Dockland Dive - a map that takes place in an industrial area with sections flying through a cooling tower, through sewers and over water.

Monument Rush - a canyon map that features a couple of water sections and caves.

Volcano Rapids - a map that takes place high up in a volcano with sections flying through a jungle, over lava and water, in ancient ruins and, notably, through a waterfall.

Sin City Run - a map that takes place entirely in a neon lit city at night.

Drain Stormin (PS1 Exclusive) - a map that takes place in a series of storm drains.

====Power-ups====
Nitro - A short burst of speed.

MiniNitro - A weaker but more sustained speed boost.

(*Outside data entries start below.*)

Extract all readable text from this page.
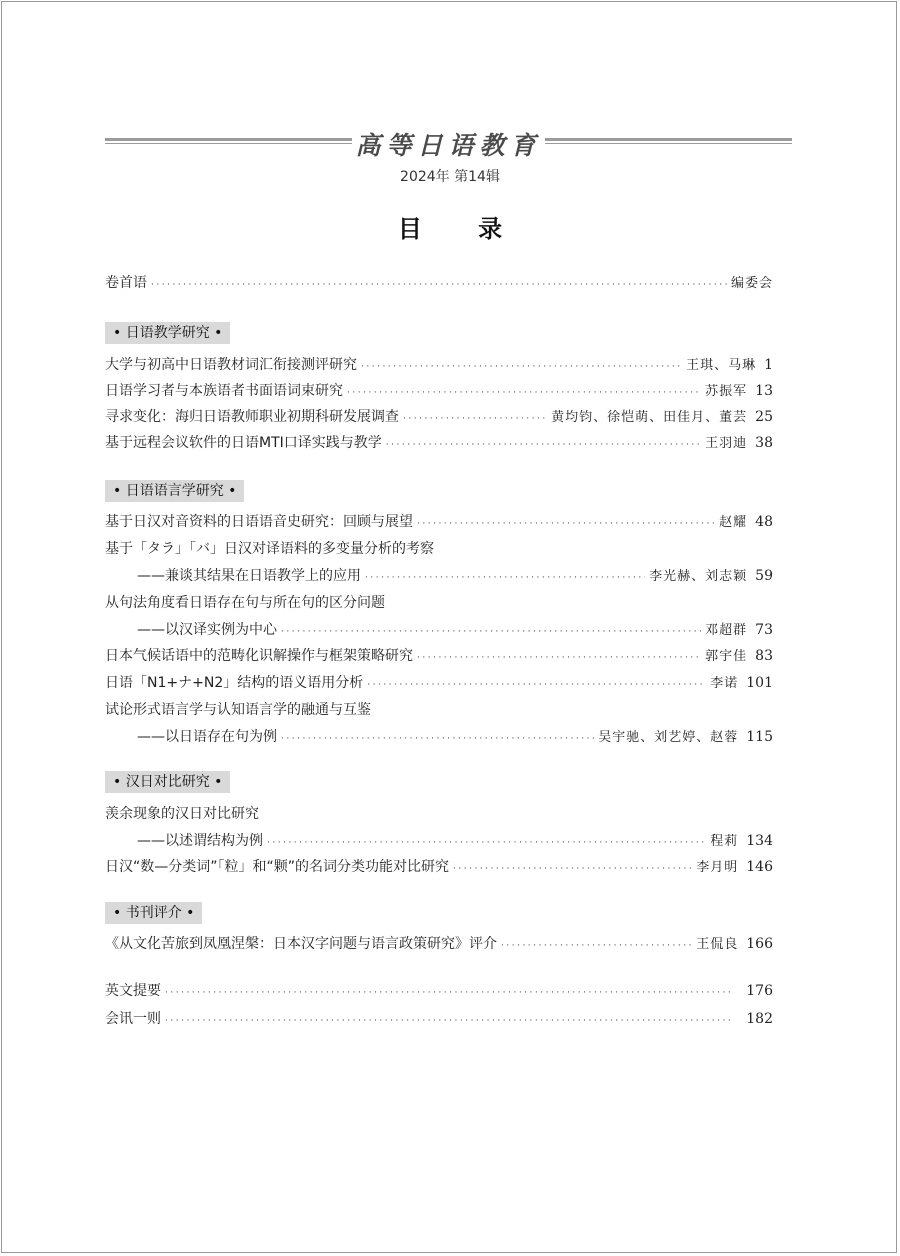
高等日语教育
2024年 第14辑
目 录
卷首语 ·····	编委会
• 日语教学研究 •
大学与初高中日语教材词汇衔接测评研究 ·····	王琪、马琳 1
日语学习者与本族语者书面语词束研究 ·····	苏振军 13
寻求变化：海归日语教师职业初期科研发展调查 ·····	黄均钧、徐恺萌、田佳月、董芸 25
基于远程会议软件的日语MTI口译实践与教学 ·····	王羽迪 38
• 日语语言学研究 •
基于日汉对音资料的日语语音史研究：回顾与展望 ·····	赵耀 48
基于「タラ」「バ」日汉对译语料的多变量分析的考察
——兼谈其结果在日语教学上的应用 ·····	李光赫、刘志颖 59
从句法角度看日语存在句与所在句的区分问题
——以汉译实例为中心 ·····	邓超群 73
日本气候话语中的范畴化识解操作与框架策略研究 ·····	郭宇佳 83
日语「N1+ナ+N2」结构的语义语用分析 ·····	李诺 101
试论形式语言学与认知语言学的融通与互鉴
——以日语存在句为例 ·····	吴宇驰、刘艺婷、赵蓉 115
• 汉日对比研究 •
羡余现象的汉日对比研究
——以述谓结构为例 ·····	程莉 134
日汉“数—分类词”「粒」和“颗”的名词分类功能对比研究 ·····	李月明 146
• 书刊评介 •
《从文化苦旅到凤凰涅槃：日本汉字问题与语言政策研究》评介 ·····	王侃良 166
英文提要 ·····	176
会讯一则 ·····	182
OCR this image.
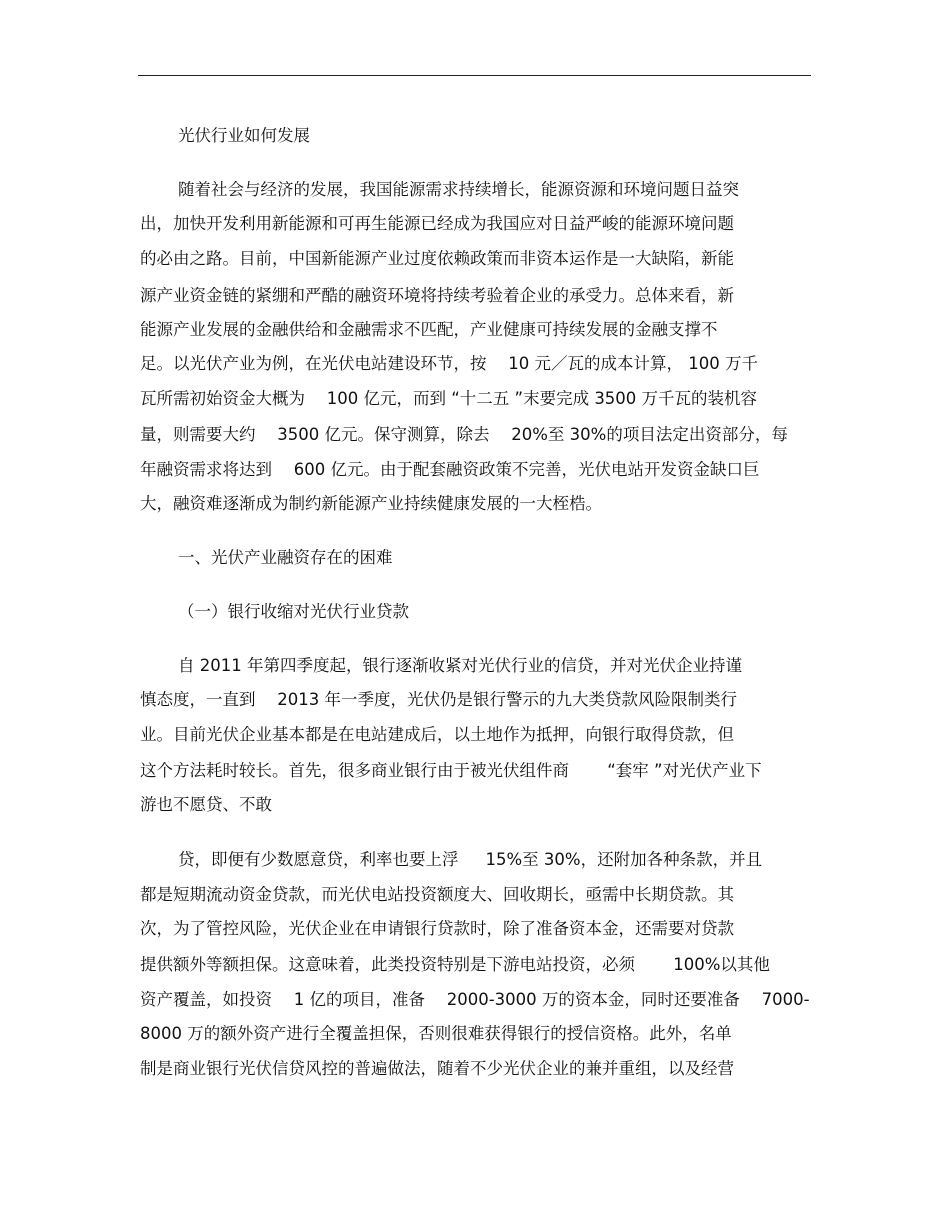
光伏行业如何发展
随着社会与经济的发展，我国能源需求持续增长，能源资源和环境问题日益突
出，加快开发利用新能源和可再生能源已经成为我国应对日益严峻的能源环境问题
的必由之路。目前，中国新能源产业过度依赖政策而非资本运作是一大缺陷，新能
源产业资金链的紧绷和严酷的融资环境将持续考验着企业的承受力。总体来看，新
能源产业发展的金融供给和金融需求不匹配，产业健康可持续发展的金融支撑不
足。以光伏产业为例，在光伏电站建设环节，按 　10 元／瓦的成本计算， 100 万千
瓦所需初始资金大概为 　100 亿元，而到 “十二五 ”末要完成 3500 万千瓦的装机容
量，则需要大约 　3500 亿元。保守测算，除去 　20%至 30%的项目法定出资部分，每
年融资需求将达到 　600 亿元。由于配套融资政策不完善，光伏电站开发资金缺口巨
大，融资难逐渐成为制约新能源产业持续健康发展的一大桎梏。
一、光伏产业融资存在的困难
（一）银行收缩对光伏行业贷款
自 2011 年第四季度起，银行逐渐收紧对光伏行业的信贷，并对光伏企业持谨
慎态度，一直到 　2013 年一季度，光伏仍是银行警示的九大类贷款风险限制类行
业。目前光伏企业基本都是在电站建成后，以土地作为抵押，向银行取得贷款，但
这个方法耗时较长。首先，很多商业银行由于被光伏组件商 　　“套牢 ”对光伏产业下
游也不愿贷、不敢
贷，即便有少数愿意贷，利率也要上浮 　 15%至 30%，还附加各种条款，并且
都是短期流动资金贷款，而光伏电站投资额度大、回收期长，亟需中长期贷款。其
次，为了管控风险，光伏企业在申请银行贷款时，除了准备资本金，还需要对贷款
提供额外等额担保。这意味着，此类投资特别是下游电站投资，必须 　　100%以其他
资产覆盖，如投资 　1 亿的项目，准备 　2000-3000 万的资本金，同时还要准备 　7000-
8000 万的额外资产进行全覆盖担保，否则很难获得银行的授信资格。此外，名单
制是商业银行光伏信贷风控的普遍做法，随着不少光伏企业的兼并重组，以及经营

Triple Nitro - Three Nitros.

Static Attack - Sends the plane that is hit into a spin, making the target lose control.

Xtreme Slow - Temporarily slows the target down, making the target lose altitude.

Stealth - Provides immunity to power-up attacks and immunity from taking damage from environment collisions.

Stall - Temporarily stalls the target, making the target lose altitude - if they hit something the target will explode.

Wobbly Joystick - "Steering of the plane is temporarily taken over by cockpit gremlins", adds small extra inputs to the target player, making the plane harder to control.

==Reception==

The PC version received mixed reviews according to the review aggregation website GameRankings, reviews generally commented on the high difficulty of the game and how good it looked, for the time period. IGN said, "Just reaching the end of the initial courses takes numerous attempts, and players with a low threshold for failure will likely give up on the game before it even begins to reveal how good it really is.". Next Generation said, "Every now and then, a game comes along that promises to be something grand, but in reality, it stinks more than a huge pile of pig... well, you get the idea. Plane Crazy is one of those games.".

Aggregate score
| Aggregator | Score |
|---|---|
| GameRankings | 62% |

Review scores
| Publication | Score |
|---|---|
| Computer Games Strategy Plus | 2/5 |
| Computer Gaming World | 2.5/5 |
| Edge | 5/10 |
| Game Informer | 7.75/10 |
| GamePro | 4/5 |
| GameRevolution | B |
| GameSpot | 5.5/10 |
| Hyper | 86% |
| IGN | 8.5/10 |
| Next Generation | 2/5 |
| PlayStation Official Magazine – UK | (PS) 4/10 |
| PC Gamer (US) | 35% |

== Championship Edition ==
Plane Crazy was remastered and re-released in October 2025. The remaster includes new game mode called "Rookie Arena", which introduces three variants of a new lap-based map.